Le mouleur devant la boutique duquel je passe tous les jours a accroché deux masques devant sa porte. Le visage de la jeune noyée que l’on moula à la Morgue, parce qu’il était beau, parce qu’il souriait, parce qu’il souriait de façon si trompeuse, comme s’il savait. Et en dessous, l’autre visage qui sait. Ce dur nœud de sens tendus à rompre. Cette implacable condensation d’une musique qui sans cesse voudrait s’échapper. Le visage de celui à qui un Dieu a fermé l’ouïe pour qu’il n’y ait plus de sons hors les siens ; pour qu’il ne soit pas égaré par le trouble éphémère des bruits. Lui qui contenait leur clarté et leur durée ; pour que seuls les sens inaptes à saisir le son ramènent le monde vers lui, sans bruit, un monde en suspens, en expectative, inachevé, d’avant la création du son.

Finisseur du monde : ainsi que ce qui tombe en pluie sur la terre et les eaux, qui, négligemment, par hasard se dépose, se relève de partout, moins visible et joyeux d’obéir à sa loi, et monte et flotte et forme le ciel : de même s’éleva hors de toi la montée de nos chutes, et de musique envoûta le monde.

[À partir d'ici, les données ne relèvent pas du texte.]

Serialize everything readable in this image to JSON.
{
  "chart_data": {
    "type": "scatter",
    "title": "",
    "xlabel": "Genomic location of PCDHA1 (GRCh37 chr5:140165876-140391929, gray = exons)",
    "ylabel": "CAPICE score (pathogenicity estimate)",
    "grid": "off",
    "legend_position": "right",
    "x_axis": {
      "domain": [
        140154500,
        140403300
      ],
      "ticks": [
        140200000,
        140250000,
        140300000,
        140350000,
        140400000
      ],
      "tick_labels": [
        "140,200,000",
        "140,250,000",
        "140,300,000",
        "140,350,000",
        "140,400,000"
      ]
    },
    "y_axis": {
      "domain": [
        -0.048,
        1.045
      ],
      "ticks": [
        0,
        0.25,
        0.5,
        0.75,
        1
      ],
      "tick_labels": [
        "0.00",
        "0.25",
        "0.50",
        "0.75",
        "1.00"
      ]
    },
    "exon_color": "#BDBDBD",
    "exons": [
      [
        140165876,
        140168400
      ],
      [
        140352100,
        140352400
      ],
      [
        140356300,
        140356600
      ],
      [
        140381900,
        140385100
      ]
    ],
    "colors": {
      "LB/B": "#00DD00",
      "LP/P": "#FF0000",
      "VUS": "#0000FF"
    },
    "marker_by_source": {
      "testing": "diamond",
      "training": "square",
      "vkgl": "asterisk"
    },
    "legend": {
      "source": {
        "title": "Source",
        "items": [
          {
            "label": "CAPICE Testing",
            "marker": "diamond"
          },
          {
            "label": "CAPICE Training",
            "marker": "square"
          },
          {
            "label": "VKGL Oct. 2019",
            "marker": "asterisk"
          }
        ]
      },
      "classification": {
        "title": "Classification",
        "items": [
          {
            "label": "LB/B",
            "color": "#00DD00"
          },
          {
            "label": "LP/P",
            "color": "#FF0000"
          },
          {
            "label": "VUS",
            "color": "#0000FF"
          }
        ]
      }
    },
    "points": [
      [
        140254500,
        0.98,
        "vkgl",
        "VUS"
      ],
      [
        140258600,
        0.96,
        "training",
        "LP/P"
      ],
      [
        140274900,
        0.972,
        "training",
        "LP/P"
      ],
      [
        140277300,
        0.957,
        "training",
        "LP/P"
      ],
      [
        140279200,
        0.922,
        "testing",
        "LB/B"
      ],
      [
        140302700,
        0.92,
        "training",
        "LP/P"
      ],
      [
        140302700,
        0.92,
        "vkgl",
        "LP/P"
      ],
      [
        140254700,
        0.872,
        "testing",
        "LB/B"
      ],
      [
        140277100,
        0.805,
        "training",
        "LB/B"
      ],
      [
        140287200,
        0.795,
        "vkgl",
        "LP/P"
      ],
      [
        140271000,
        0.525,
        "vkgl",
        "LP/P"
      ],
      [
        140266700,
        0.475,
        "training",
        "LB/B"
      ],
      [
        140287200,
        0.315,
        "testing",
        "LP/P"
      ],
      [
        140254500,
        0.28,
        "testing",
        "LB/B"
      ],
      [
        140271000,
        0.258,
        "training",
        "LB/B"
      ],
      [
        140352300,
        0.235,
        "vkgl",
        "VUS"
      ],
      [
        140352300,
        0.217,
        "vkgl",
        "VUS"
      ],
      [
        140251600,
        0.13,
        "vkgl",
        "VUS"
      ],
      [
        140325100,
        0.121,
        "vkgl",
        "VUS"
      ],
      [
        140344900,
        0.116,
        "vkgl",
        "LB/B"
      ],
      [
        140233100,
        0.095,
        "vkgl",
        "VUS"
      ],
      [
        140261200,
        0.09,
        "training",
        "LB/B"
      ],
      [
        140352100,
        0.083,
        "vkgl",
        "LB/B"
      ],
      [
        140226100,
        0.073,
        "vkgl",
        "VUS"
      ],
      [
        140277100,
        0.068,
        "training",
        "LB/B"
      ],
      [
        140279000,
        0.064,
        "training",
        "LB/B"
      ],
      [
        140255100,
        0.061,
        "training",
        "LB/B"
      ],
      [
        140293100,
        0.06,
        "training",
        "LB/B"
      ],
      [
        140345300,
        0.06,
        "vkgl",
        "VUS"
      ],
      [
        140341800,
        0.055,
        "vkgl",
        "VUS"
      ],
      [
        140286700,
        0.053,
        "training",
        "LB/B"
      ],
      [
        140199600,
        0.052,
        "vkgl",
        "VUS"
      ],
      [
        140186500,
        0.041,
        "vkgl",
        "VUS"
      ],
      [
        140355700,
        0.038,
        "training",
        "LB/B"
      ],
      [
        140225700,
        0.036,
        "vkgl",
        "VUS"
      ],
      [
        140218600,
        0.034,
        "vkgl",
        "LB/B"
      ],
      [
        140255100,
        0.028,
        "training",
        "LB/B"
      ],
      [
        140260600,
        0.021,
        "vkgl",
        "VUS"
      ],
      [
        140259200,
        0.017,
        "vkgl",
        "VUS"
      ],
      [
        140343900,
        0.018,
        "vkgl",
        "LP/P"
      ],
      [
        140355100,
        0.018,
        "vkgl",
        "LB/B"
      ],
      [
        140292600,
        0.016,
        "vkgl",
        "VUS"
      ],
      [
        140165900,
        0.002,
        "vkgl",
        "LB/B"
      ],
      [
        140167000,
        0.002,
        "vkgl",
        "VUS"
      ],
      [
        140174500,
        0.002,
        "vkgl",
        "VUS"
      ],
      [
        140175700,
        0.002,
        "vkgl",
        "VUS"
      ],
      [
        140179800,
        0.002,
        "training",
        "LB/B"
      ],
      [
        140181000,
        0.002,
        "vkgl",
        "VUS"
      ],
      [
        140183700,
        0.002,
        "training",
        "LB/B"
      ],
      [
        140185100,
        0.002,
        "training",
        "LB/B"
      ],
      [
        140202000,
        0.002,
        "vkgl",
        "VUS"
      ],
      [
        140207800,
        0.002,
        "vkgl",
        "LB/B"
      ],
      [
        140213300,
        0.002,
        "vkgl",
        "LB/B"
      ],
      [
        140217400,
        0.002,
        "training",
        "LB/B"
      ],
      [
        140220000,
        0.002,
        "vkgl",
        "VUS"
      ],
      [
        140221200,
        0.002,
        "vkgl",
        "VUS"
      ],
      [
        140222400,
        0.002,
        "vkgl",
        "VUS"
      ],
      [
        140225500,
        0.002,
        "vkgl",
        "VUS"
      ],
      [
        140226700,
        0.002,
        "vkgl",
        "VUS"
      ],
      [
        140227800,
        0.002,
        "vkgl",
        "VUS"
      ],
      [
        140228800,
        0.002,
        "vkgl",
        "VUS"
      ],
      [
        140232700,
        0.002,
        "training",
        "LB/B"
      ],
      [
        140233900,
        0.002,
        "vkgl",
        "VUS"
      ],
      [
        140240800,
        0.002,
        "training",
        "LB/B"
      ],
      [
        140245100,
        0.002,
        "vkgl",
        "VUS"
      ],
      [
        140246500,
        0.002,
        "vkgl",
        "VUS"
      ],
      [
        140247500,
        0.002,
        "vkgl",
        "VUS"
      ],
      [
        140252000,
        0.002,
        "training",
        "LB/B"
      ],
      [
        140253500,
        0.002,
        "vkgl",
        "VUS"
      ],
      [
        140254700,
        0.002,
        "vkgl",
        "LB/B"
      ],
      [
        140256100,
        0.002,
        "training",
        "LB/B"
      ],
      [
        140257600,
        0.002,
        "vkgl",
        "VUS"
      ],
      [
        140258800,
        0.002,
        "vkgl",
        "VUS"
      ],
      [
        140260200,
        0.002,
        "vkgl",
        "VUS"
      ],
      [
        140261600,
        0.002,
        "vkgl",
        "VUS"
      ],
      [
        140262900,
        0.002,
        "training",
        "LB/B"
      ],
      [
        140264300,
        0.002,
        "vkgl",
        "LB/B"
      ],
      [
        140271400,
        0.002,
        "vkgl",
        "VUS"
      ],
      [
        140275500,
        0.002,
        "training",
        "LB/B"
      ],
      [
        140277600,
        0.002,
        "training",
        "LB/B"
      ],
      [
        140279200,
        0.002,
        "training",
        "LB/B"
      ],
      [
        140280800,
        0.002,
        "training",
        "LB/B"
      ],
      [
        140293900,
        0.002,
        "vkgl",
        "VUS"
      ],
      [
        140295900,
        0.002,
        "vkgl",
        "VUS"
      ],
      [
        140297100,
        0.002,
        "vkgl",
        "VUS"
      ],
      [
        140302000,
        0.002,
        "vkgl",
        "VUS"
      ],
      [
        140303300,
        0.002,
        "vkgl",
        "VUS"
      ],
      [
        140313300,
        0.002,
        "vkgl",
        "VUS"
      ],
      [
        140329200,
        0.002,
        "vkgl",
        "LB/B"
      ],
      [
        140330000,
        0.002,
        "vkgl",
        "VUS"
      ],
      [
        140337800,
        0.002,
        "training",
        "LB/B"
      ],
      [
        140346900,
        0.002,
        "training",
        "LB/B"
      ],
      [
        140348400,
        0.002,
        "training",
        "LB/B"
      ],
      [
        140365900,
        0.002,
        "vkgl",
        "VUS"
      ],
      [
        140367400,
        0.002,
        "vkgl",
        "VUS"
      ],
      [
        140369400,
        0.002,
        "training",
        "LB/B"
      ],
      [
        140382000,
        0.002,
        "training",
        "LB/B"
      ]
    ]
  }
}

Ta musique : elle eût pu être autour de l’univers ; non pas autour de nous. On t’eût construit un orgue dans la Thébaïde ; et un ange t’aurait conduit devant l’instrument solitaire, entre les montagnes du désert où reposent des rois, des hétaïres et des anachorètes. Et, brusquement, il aurait pris son vol, de peur que tu ne pusses commencer.